Cleo de 5 à 7 (1962)
J'ouvre la section des films classiques avec Agnès Varda...
Je viens de me voir cet aprèm, le merveilleux film d'Agnès Varda.
Je dis merveilleux parce que ce film m'a littéralement émerveillé du
début à la fin. Cette façon de filmer Paris qui transporte (j'avais été
aussi très étonné en bien par le Paris de "Ascenseur pour l'échaffaud")
le spectateur. On a l'impression d'être aux côtés de Cleo, de
l'accompagner dans sa marche et l'aspect de la durée très "c'est filmé
presqu'en temps réel de 17h à 18h30" le rendent vraiment très réaliste.
Le début est en couleur, du moins les cartes du tarot et déjà la
voyante, Irma évoque tous les évenements qui vont survenir à Cleo dans
le film, d'une manière métaphorique, mais l'on peut aussi penser que
celà arrivera à Cleo plus tard dans un futur proche où elle se
réfugiera pour pallier à sa maladie.
Le nombre de détails et d'allusions qui jouxtent le film est aussi
assez important. D'abord, les pendules et montres dans le film qui, par
souci de méticulosité ont été réglées sur le temps du parcours de Cleo.
Ensuite le fait que deux parties bien distinctes scindent le film en 2.
Dans la première, Cleo vêtue de blanc est regardée de tous alors que
dans la seconde, vêtue de noir, c'est elle qui prend sa vie en main et
observe les autres. Avec les lunettes noires, ça lui donne même un air
de vamp qu'elle n'avait pas dans la première partie...
Cette scission est facilement observable dès le moment où Cleo change
de vêtements derrière le rideau noir et surtout, peu de temps après,
enlève sa perruque, faisant tomber les apparences.
Il faut aussi noter que l'on adopte le point de vue de Cleo qui même si
elle garde en vue (en tête ?) sa maladie, semble évoluer et comprend le
besoin de partager d'autant plus le moment présent, de le savourer,
d'où le fait qu'elle discute avec Antoine dans le parc de montsouris
alors qu'elle avoue qu'auparavant elle n'aurait jamais fait ça. Et
quand je dis qu'on adopte le point de vue de Cleo, c'est ce que la
réalisatrice nous montre, en même temps que ce que voit la sublime
Corinne Marchand qui nous fait penser celà : des scènes furtives de
typographie de lieux, d'endroits mais toujours en rapport avec la
maladie de Cleo (les pompes funèbres, le magasin "bonne santé", le
caméo petit-film de Godard et Karina où l'on aperçoit des fleurs pour
les tombes...Ce petit film qui peut en même temps faire sourire
d'autant plus que le sujet n'est pas si drôle, bravo Varda).
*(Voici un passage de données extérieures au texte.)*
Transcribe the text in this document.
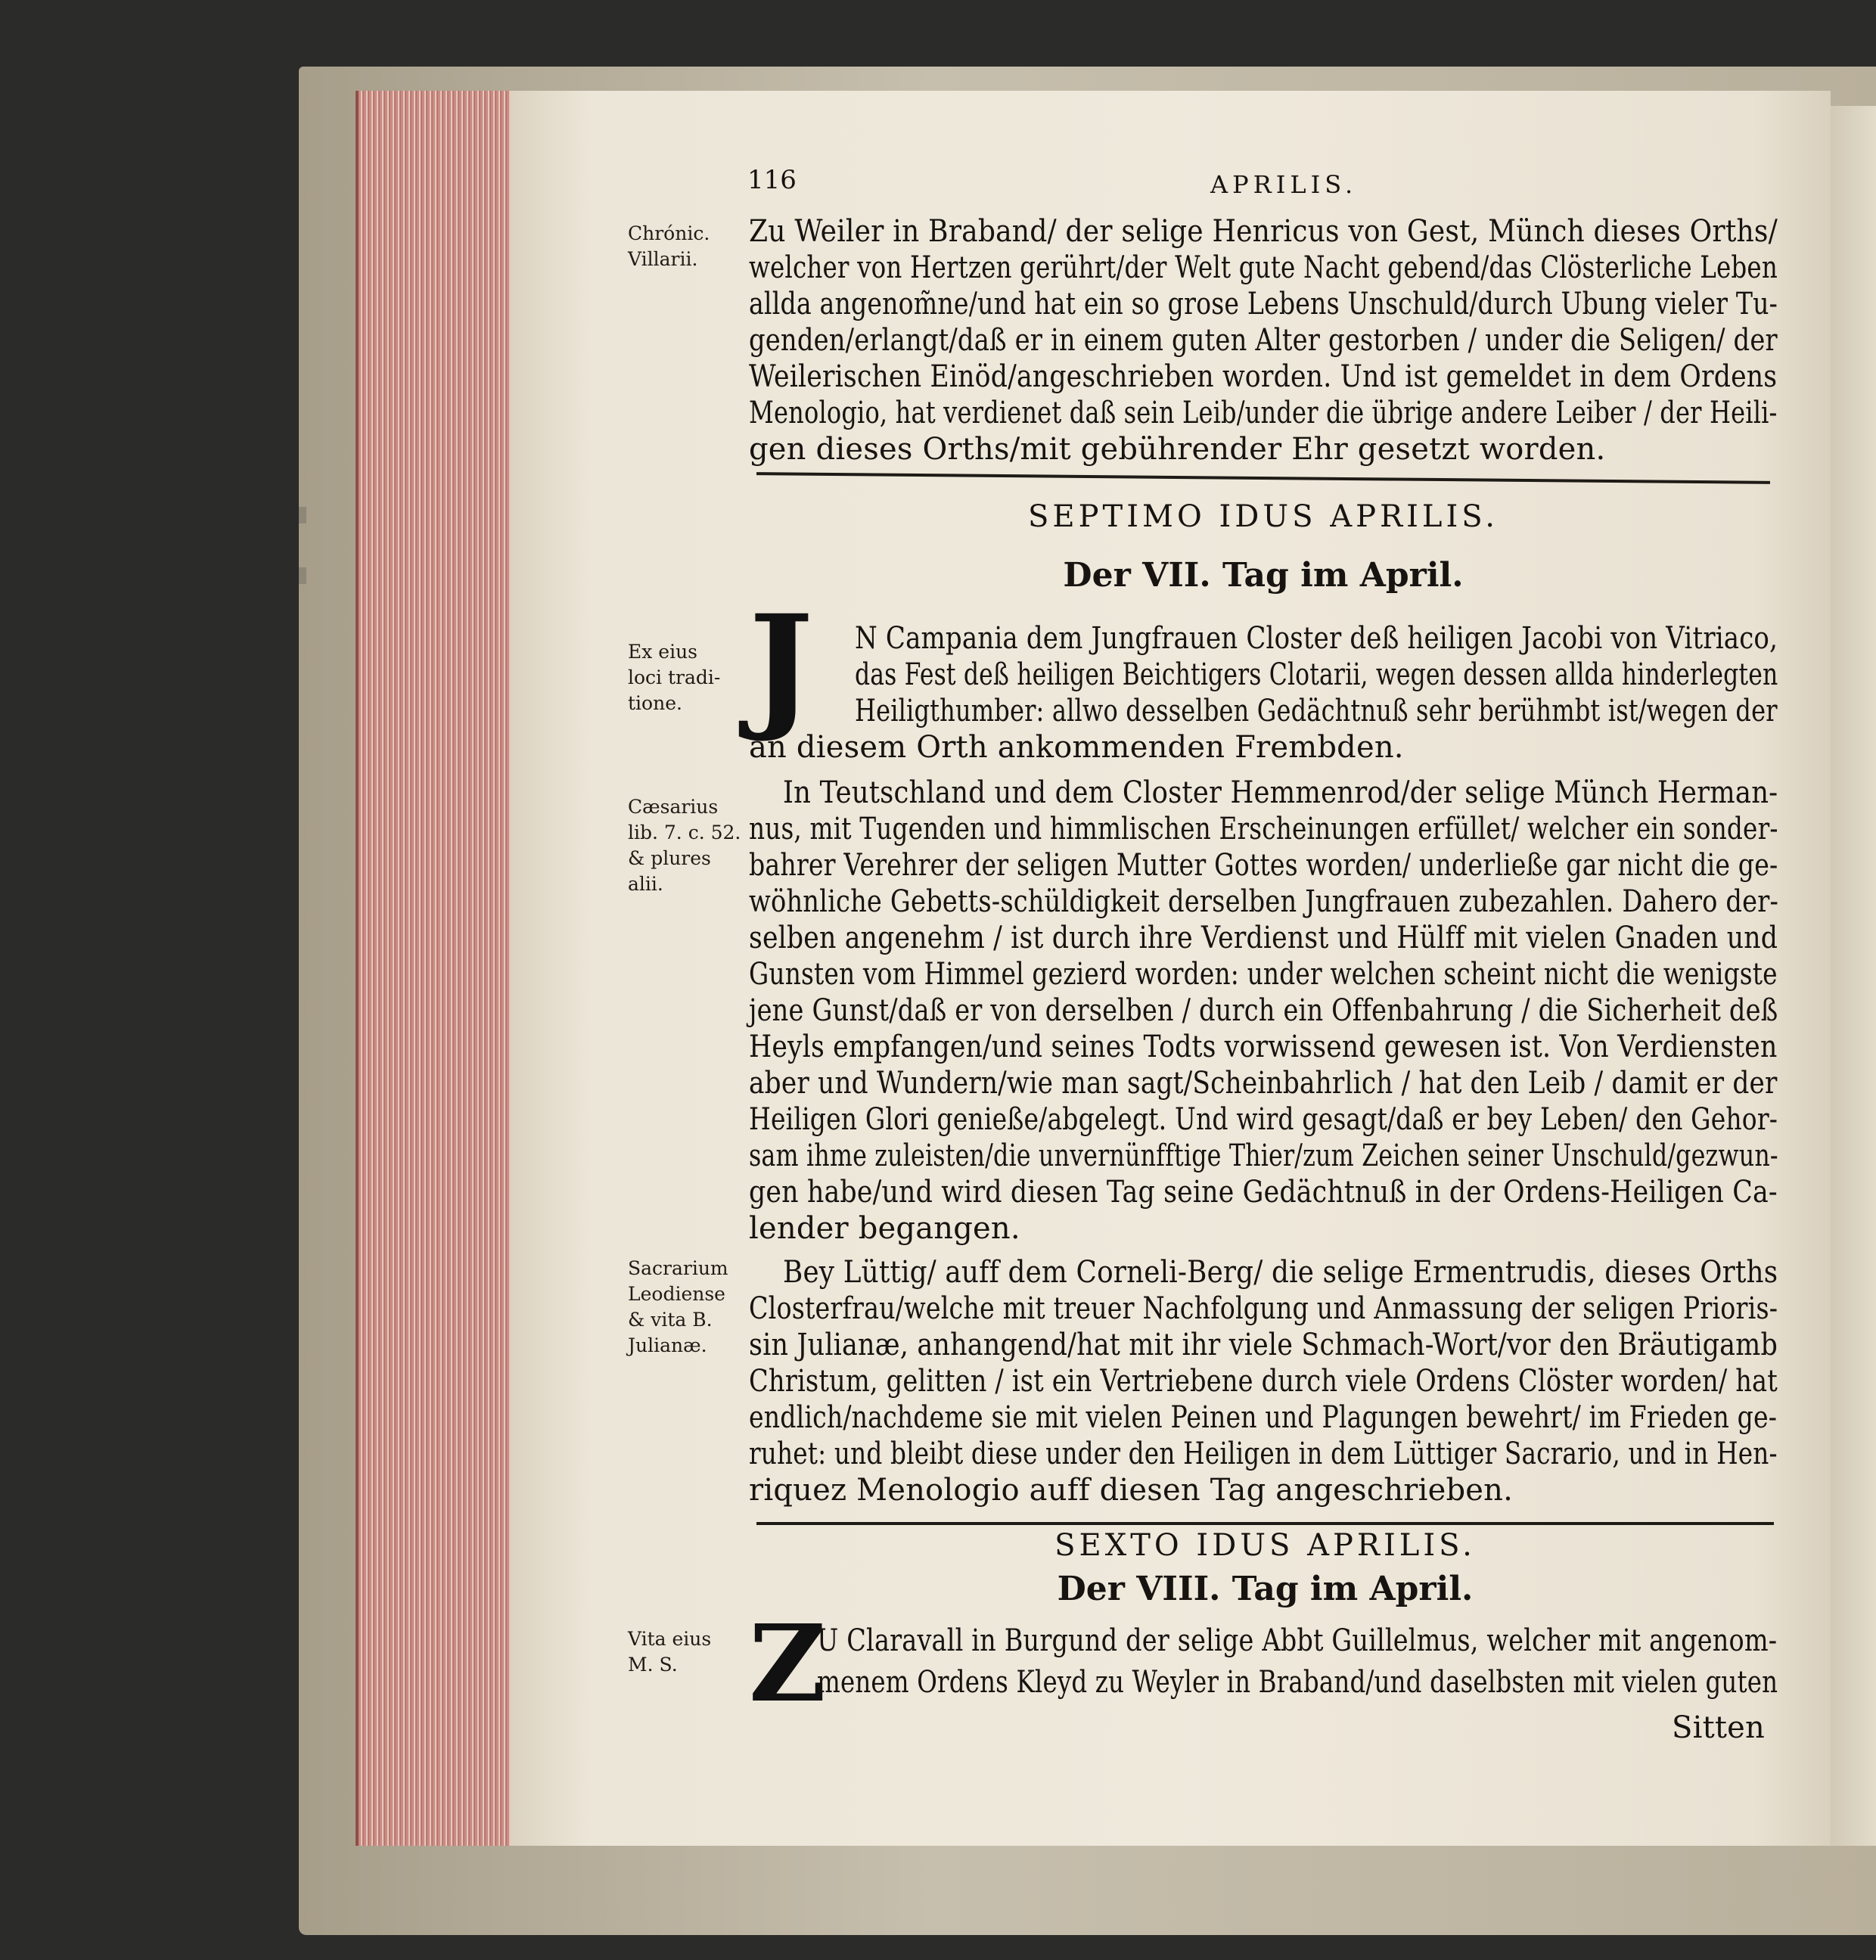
116	APRILIS.
Chrónic.
Villarii.
Zu Weiler in Braband/ der selige Henricus von Gest, Münch dieses Orths/
welcher von Hertzen gerührt/der Welt gute Nacht gebend/das Clösterliche Leben
allda angenom̃ne/und hat ein so grose Lebens Unschuld/durch Ubung vieler Tu-
genden/erlangt/daß er in einem guten Alter gestorben / under die Seligen/ der
Weilerischen Einöd/angeschrieben worden. Und ist gemeldet in dem Ordens
Menologio, hat verdienet daß sein Leib/under die übrige andere Leiber / der Heili-
gen dieses Orths/mit gebührender Ehr gesetzt worden.
SEPTIMO IDUS APRILIS.
Der VII. Tag im April.
J
Ex eius
loci tradi-
tione.
N Campania dem Jungfrauen Closter deß heiligen Jacobi von Vitriaco,
das Fest deß heiligen Beichtigers Clotarii, wegen dessen allda hinderlegten
Heiligthumber: allwo desselben Gedächtnuß sehr berühmbt ist/wegen der
an diesem Orth ankommenden Frembden.
Cæsarius
lib. 7. c. 52.
& plures
alii.
In Teutschland und dem Closter Hemmenrod/der selige Münch Herman-
nus, mit Tugenden und himmlischen Erscheinungen erfüllet/ welcher ein sonder-
bahrer Verehrer der seligen Mutter Gottes worden/ underließe gar nicht die ge-
wöhnliche Gebetts-schüldigkeit derselben Jungfrauen zubezahlen. Dahero der-
selben angenehm / ist durch ihre Verdienst und Hülff mit vielen Gnaden und
Gunsten vom Himmel gezierd worden: under welchen scheint nicht die wenigste
jene Gunst/daß er von derselben / durch ein Offenbahrung / die Sicherheit deß
Heyls empfangen/und seines Todts vorwissend gewesen ist. Von Verdiensten
aber und Wundern/wie man sagt/Scheinbahrlich / hat den Leib / damit er der
Heiligen Glori genieße/abgelegt. Und wird gesagt/daß er bey Leben/ den Gehor-
sam ihme zuleisten/die unvernünfftige Thier/zum Zeichen seiner Unschuld/gezwun-
gen habe/und wird diesen Tag seine Gedächtnuß in der Ordens-Heiligen Ca-
lender begangen.
Sacrarium
Leodiense
& vita B.
Julianæ.
Bey Lüttig/ auff dem Corneli-Berg/ die selige Ermentrudis, dieses Orths
Closterfrau/welche mit treuer Nachfolgung und Anmassung der seligen Prioris-
sin Julianæ, anhangend/hat mit ihr viele Schmach-Wort/vor den Bräutigamb
Christum, gelitten / ist ein Vertriebene durch viele Ordens Clöster worden/ hat
endlich/nachdeme sie mit vielen Peinen und Plagungen bewehrt/ im Frieden ge-
ruhet: und bleibt diese under den Heiligen in dem Lüttiger Sacrario, und in Hen-
riquez Menologio auff diesen Tag angeschrieben.
SEXTO IDUS APRILIS.
Der VIII. Tag im April.
Z
Vita eius
M. S.
U Claravall in Burgund der selige Abbt Guillelmus, welcher mit angenom-
menem Ordens Kleyd zu Weyler in Braband/und daselbsten mit vielen guten
Sitten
Cleo donc, qui change, apprend à aimer l'instant présent et le film de
nous ébranler sur cette notion dans le plan final justement : sans
paroles, avec juste Cleo et Antoine qui marchent à côtés et se
regardent de temps en temps.
Les mots sont superflus.
Ce film touche au sublime, au chef d'oeuvre presque.